After decades as the company’s top-tier luxury badge, Lexus is stepping aside. In its place, Century—a nameplate traditionally reserved for the Japanese elite—has officially become Toyota’s new flagship brand.

The announcement, made in October, marks a redefinition of Toyota’s luxury ambitions. By elevating Century to flagship status, Toyota aims to compete with the likes of Rolls-Royce and Bentley, pushing the company into the ultra-luxury space for the first time on a global scale. Lexus will remain, but its role is about to change.

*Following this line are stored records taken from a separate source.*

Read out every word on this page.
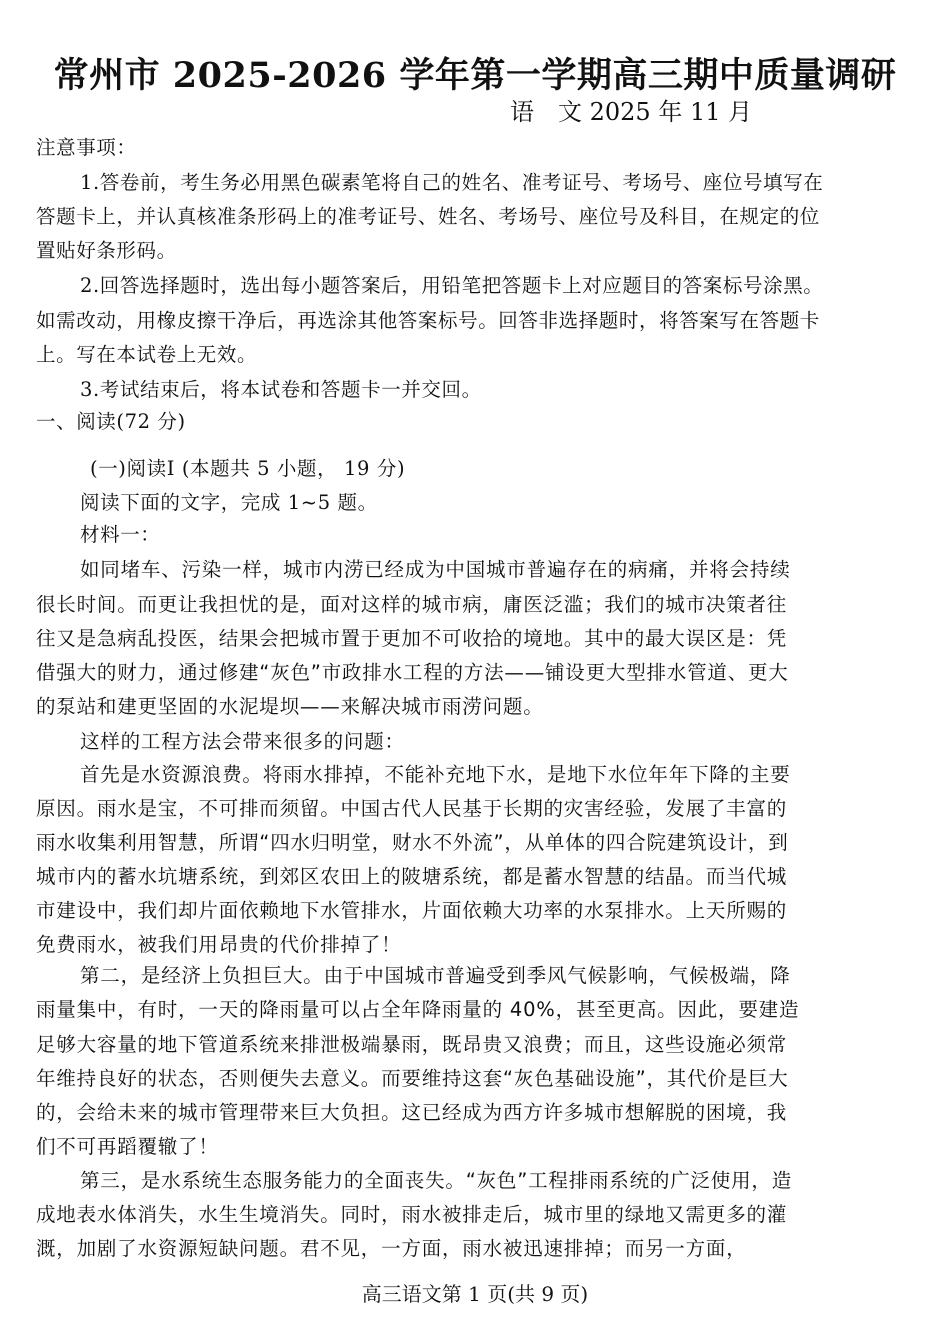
常州市 2025-2026 学年第一学期高三期中质量调研
语　文 2025 年 11 月
注意事项：
1.答卷前，考生务必用黑色碳素笔将自己的姓名、准考证号、考场号、座位号填写在
答题卡上，并认真核准条形码上的准考证号、姓名、考场号、座位号及科目，在规定的位
置贴好条形码。
2.回答选择题时，选出每小题答案后，用铅笔把答题卡上对应题目的答案标号涂黑。
如需改动，用橡皮擦干净后，再选涂其他答案标号。回答非选择题时，将答案写在答题卡
上。写在本试卷上无效。
3.考试结束后，将本试卷和答题卡一并交回。
一、阅读(72 分)
(一)阅读I (本题共 5 小题， 19 分)
阅读下面的文字，完成 1~5 题。
材料一：
如同堵车、污染一样，城市内涝已经成为中国城市普遍存在的病痛，并将会持续
很长时间。而更让我担忧的是，面对这样的城市病，庸医泛滥；我们的城市决策者往
往又是急病乱投医，结果会把城市置于更加不可收拾的境地。其中的最大误区是：凭
借强大的财力，通过修建“灰色”市政排水工程的方法——铺设更大型排水管道、更大
的泵站和建更坚固的水泥堤坝——来解决城市雨涝问题。
这样的工程方法会带来很多的问题：
首先是水资源浪费。将雨水排掉，不能补充地下水，是地下水位年年下降的主要
原因。雨水是宝，不可排而须留。中国古代人民基于长期的灾害经验，发展了丰富的
雨水收集利用智慧，所谓“四水归明堂，财水不外流”，从单体的四合院建筑设计，到
城市内的蓄水坑塘系统，到郊区农田上的陂塘系统，都是蓄水智慧的结晶。而当代城
市建设中，我们却片面依赖地下水管排水，片面依赖大功率的水泵排水。上天所赐的
免费雨水，被我们用昂贵的代价排掉了！
第二，是经济上负担巨大。由于中国城市普遍受到季风气候影响，气候极端，降
雨量集中，有时，一天的降雨量可以占全年降雨量的 40%，甚至更高。因此，要建造
足够大容量的地下管道系统来排泄极端暴雨，既昂贵又浪费；而且，这些设施必须常
年维持良好的状态，否则便失去意义。而要维持这套“灰色基础设施”，其代价是巨大
的，会给未来的城市管理带来巨大负担。这已经成为西方许多城市想解脱的困境，我
们不可再蹈覆辙了！
第三，是水系统生态服务能力的全面丧失。“灰色”工程排雨系统的广泛使用，造
成地表水体消失，水生生境消失。同时，雨水被排走后，城市里的绿地又需更多的灌
溉，加剧了水资源短缺问题。君不见，一方面，雨水被迅速排掉；而另一方面，
高三语文第 1 页(共 9 页)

Lexus Outpaced in the Luxury Race

Since its launch in the late 1980s, Lexus has been Toyota’s global face of refinement. It debuted with the Lexus LS, a full-size luxury sedan that helped the brand quickly build a reputation for reliability and comfort. Over time, Lexus expanded into a wide portfolio of sedans, SUVs, and hybrids, achieving strong success in both the U.S. and international markets.

Yet as luxury standards evolved, Lexus stayed within a defined range. According to SlashGear, its current most expensive model—the LX 700h—starts at $116,685, including delivery. While competitive, that figure falls far below the entry prices of ultra-luxury brands. For comparison, the Rolls-Royce Ghost begins at around $358,000, and even that figure is rarely advertised publicly, signaling a level of exclusivity Lexus has never claimed.

Toyota’s leadership clearly recognized this ceiling. The answer: promote a different name with deeper heritage and untouched prestige.

Lexus LX 700h – © Shutterstock

Century Steps Forward With Quiet Confidence

The Century name is not new—it dates back to 1967, created in honor of the 100th birthday of Sakichi Toyoda, the company’s founder. Long associated with Japan’s political elite and business executives, the Century has traditionally been a low-volume, chauffeur-driven sedan. For decades, it remained exclusive to Japan, with only limited experiments in other markets in the 1990s.

Now, Toyota is spinning Century off into a standalone global luxury brand, giving it the authority once held by Lexus. SlashGear reports that Toyota plans to establish Century worldwide as its most refined and high-end offering. This includes a careful expansion of the product line: the classic Century sedan is being joined by a new SUV added in 2023, and a luxury coupé is set to debut at the 2025 Japan Mobility Show.

The goal isn’t to outshine Lexus in sales volume but to provide a level of craftsmanship and exclusivity that speaks to a different buyer entirely—one seeking understated, traditional luxury over flashy modernity.

The futur Toyota Century SUV Coupé – © Toyota

Redefining Roles Across the Toyota Portfolio

The rise of Century doesn’t mean Lexus is fading out. In fact, Toyota appears to be recalibrating its luxury strategy rather than abandoning it. Lexus will now be freed from the constraints of being the flagship, allowing it to explore bolder designs and emerging technologies.

According to the same source, Toyota hopes this reshuffle will let Lexus take more creative risks, while Century focuses on classic elegance and elite craftsmanship. The brands will no longer compete for the same audience—they’ll serve different ends of the premium spectrum.

This strategy allows Toyota to cover more ground in the luxury market. Lexus can innovate and experiment, while Century builds a new identity atop Toyota’s corporate structure—an identity rooted in tradition but finally stepping beyond Japan.